In a lecture about complex analysis, I was introduced to the Wirtinger derivatives $\frac{\partial}{\partial z}$ and $\frac{\partial}{\partial \bar{z}}$. They can be expressed as $\partial_z = \frac{1}{2}(\partial_x-i\partial_y)$ $\partial_\bar{z} = \frac{1}{2}(\partial_x+i\partial_y)$ where $x,y$ are cartesian coordinates.
The lecture notes explains further that "$z,\bar{z}$ are treated as independent variables. But of course we can easily get the conjugate by conjugation, meaning that they are not independent. However, the algebraic rules by Wirtinger, make it as if they were independent, ignoring the complex conjugate." (I'm paraphrasing here)
I believe there is a mixup what independent means. I think independent is a linear algebra term and the basis $(x,y)$ and $(z,\bar{z})$ are different basis for the complex plane related by the matrices $$J = \binom{1,\,\, \, i}{1,-i} \iff J^{-1} = \frac{1}{2}\binom{\,\, \,1, 1}{-i,i}$$.
Are the following statments correct?
$\binom{z}{\bar{z}} = J \binom{x}{y}, \binom{dz}{d\bar{z}} = J \binom{dx}{dy}, (\partial_z, \partial_\bar{z}) = (\partial_x, \partial_y) J^{-1} $
The complex conjugate is not a linear algebraic operation.
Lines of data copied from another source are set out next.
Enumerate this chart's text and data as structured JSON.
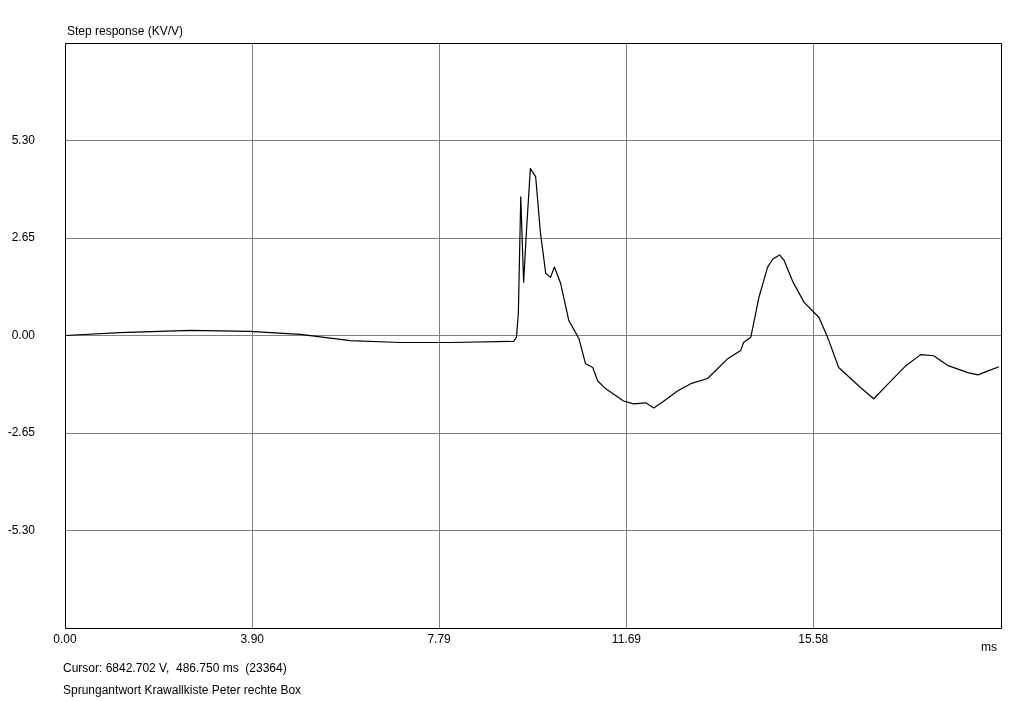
{
  "chart_data": {
    "type": "line",
    "title": "Step response (KV/V)",
    "xlabel": "ms",
    "annotations": [
      "Cursor: 6842.702 V,  486.750 ms  (23364)",
      "Sprungantwort Krawallkiste Peter rechte Box"
    ],
    "xlim": [
      0,
      19.49
    ],
    "ylim": [
      -7.95,
      7.95
    ],
    "xticks": [
      {
        "value": 0,
        "label": "0.00"
      },
      {
        "value": 3.9,
        "label": "3.90"
      },
      {
        "value": 7.79,
        "label": "7.79"
      },
      {
        "value": 11.69,
        "label": "11.69"
      },
      {
        "value": 15.58,
        "label": "15.58"
      }
    ],
    "yticks": [
      {
        "value": -5.3,
        "label": "-5.30"
      },
      {
        "value": -2.65,
        "label": "-2.65"
      },
      {
        "value": 0,
        "label": "0.00"
      },
      {
        "value": 2.65,
        "label": "2.65"
      },
      {
        "value": 5.3,
        "label": "5.30"
      }
    ],
    "grid": true,
    "legend": false,
    "marker": "none",
    "line_style": "solid",
    "series": [
      {
        "color": "#000000",
        "x": [
          0,
          1.15,
          2.61,
          3.86,
          4.9,
          5.94,
          6.98,
          8.03,
          9.34,
          9.4,
          9.44,
          9.49,
          9.55,
          9.61,
          9.69,
          9.8,
          9.9,
          10.01,
          10.11,
          10.19,
          10.32,
          10.49,
          10.7,
          10.84,
          10.99,
          11.09,
          11.26,
          11.63,
          11.84,
          12.09,
          12.26,
          12.45,
          12.76,
          13.03,
          13.38,
          13.8,
          14.07,
          14.13,
          14.28,
          14.45,
          14.63,
          14.74,
          14.88,
          14.97,
          15.16,
          15.39,
          15.7,
          15.88,
          16.11,
          16.57,
          16.84,
          17.26,
          17.51,
          17.82,
          18.09,
          18.39,
          18.8,
          19.01,
          19.22,
          19.45
        ],
        "values": [
          0,
          0.08,
          0.14,
          0.11,
          0.03,
          -0.14,
          -0.19,
          -0.19,
          -0.16,
          -0.05,
          0.6,
          3.77,
          1.45,
          2.87,
          4.54,
          4.32,
          2.79,
          1.69,
          1.58,
          1.86,
          1.42,
          0.41,
          -0.08,
          -0.77,
          -0.87,
          -1.23,
          -1.45,
          -1.78,
          -1.86,
          -1.83,
          -1.97,
          -1.8,
          -1.5,
          -1.31,
          -1.17,
          -0.63,
          -0.41,
          -0.19,
          -0.05,
          1.04,
          1.86,
          2.08,
          2.19,
          2.05,
          1.45,
          0.9,
          0.49,
          -0.05,
          -0.87,
          -1.42,
          -1.72,
          -1.15,
          -0.82,
          -0.52,
          -0.55,
          -0.82,
          -1.01,
          -1.07,
          -0.96,
          -0.85
        ]
      }
    ]
  }
}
The same happens also in real analysis where we deal with basis changes, however no one would claim that they are not really independent just because we now how we can get one from the other.
Am I correct? Are they linear independent? Is it about linear independence and is their a mix up with the different meaning of independent in the notes?